Destiny

263 38 7
                                        

"Kau terbangun?"

Ryeowook menajamkan matanya, memperhatikan sosok asing yang kini berjalan mendekat ke arahnya. Tampak seperti seorang pemuda yang lebih tinggi dari Yesung, bersorot mata gelap dan saat itu pula Ryeowook panik.

"Kau boleh ambil apapun. Tapi, tolong jangan sakiti aku." Ia menggunakan bantal sebagai barikade pertahanannya, sementara pemuda itu hanya menatapnya bingung.

"Kau kenapa?"

Ryeowook masih bergidik ngeri dan perlahan terdengar suara alarm mejanya.

HUFTTTT

Napasnya terengah, mataya juga mengerjap beberapa kali.

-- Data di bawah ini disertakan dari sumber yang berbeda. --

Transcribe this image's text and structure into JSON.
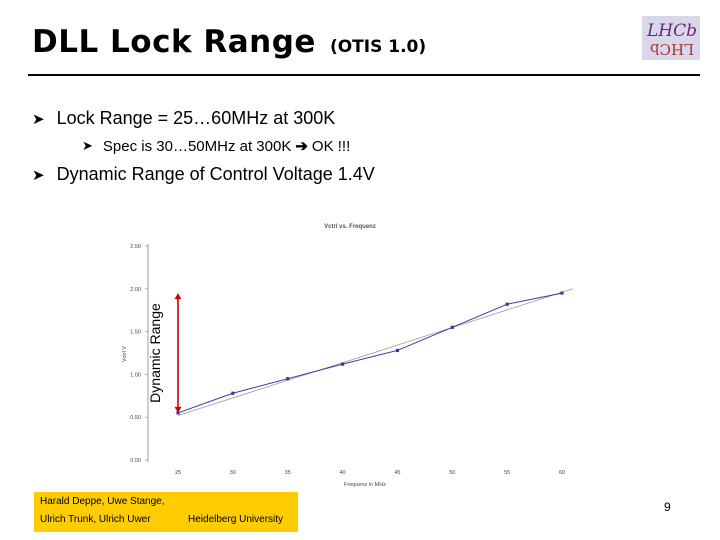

"Untung saja cuma mimpi." kata Ryeowook.

Sudah jam enam pagi, sementara jadwal kampusnya adalah jam delapan. Setelah melewati mimpi yang cukup aneh, luka memar akibat kejadian kemarin jadi tidak terasa. Ia mengeceknya berkali-kali.

Setelah mandi dan melamun sebentar di meja rias, ia pun duduk manis di meja makan sambil berusaha menghabiskan sarapannya. Pikriannya kembali mengingat sosok pemuda di mimpinya.

MEMANG TAMPAN

Tapi, Ryeowook merasa belum pernah melihat pemuda itu sebelumnya. Ponselnya pun berdering, ia memutar bola matanya malas ketika terdapat nama 'Yesung' disana. Entah ia harus menjawab panggilan itu atau tidak.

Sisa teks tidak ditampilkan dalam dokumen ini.